Centerline Capital opens alternative capital division in Vienna

Real estate finance and management firm Centerline Capital Group has formed an alternative capital markets division based in Vienna to arrange debt and equity capital for apartment and other multifamily projects.

The unit expands the capabilities of the New York City-based firm, which originates loans on behalf of agencies such as Fannie Mae, Freddie Mac and the Federal Housing Administration.

Loans will range from $10 million to in excess of $100 million. The unit will offer fixed- and floating-rate senior loans, equity, mezzanine debt and bridge financing. Centerline, with seven offices nationwide, will provide the bridge financing through its relationship with commercial mortgage company C-III Capital Partners.

“When we were doing pure agency business, there were situations where we were losing transactions to life-insurance companies, banks and commercial mortgage-backed securities [lenders],” said Kevin Smith, who heads up the new division.

Those capital sources jumped back into multifamily lending late last year, having left government-sponsored enterprises like Fannie Mae to hold up the market during the downturn, he said.

“There’s been a tremendous upswing in multifamily activity from acquisitions, dispositions, refinancings as well as development activity,” he said. “This has been a stellar year for the sector in all facets.”

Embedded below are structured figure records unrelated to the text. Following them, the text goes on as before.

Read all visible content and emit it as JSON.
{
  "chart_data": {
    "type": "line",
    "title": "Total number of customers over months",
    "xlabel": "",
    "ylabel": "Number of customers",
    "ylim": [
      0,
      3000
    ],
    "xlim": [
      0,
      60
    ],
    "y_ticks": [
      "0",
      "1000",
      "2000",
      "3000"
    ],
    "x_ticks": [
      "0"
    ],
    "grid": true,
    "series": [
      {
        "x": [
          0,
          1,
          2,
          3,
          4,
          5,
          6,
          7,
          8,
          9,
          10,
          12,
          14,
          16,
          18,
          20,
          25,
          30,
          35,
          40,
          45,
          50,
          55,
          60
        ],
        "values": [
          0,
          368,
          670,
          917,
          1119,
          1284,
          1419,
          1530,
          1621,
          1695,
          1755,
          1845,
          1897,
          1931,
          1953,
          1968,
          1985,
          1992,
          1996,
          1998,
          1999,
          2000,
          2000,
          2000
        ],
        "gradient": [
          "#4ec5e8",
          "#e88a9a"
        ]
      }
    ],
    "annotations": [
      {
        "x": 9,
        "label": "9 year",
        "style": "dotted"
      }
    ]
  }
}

The number of loans originated for apartments was up 114 percent to 143 loans in the second quarter of 2011 compared to the same period a year earlier, according to the most recent survey from the Mortgage Bankers Association. The trade group tracked a 58 percent increase in loans for government-sponsored enterprises.

Smith said the shift away from homeownership toward renting has in part spurred the demand for rental properties. That demand has lured more apartment complex investors and developers back into the market.

Analyst Bose George of Keefe, Bruyette & Woods expects to see some expansion from existing firms, similar to Centerline’s move. “There is definitely interest in this space,” he said. “The longer things remain weak in the economy, the longer this space remains in a sweet spot.”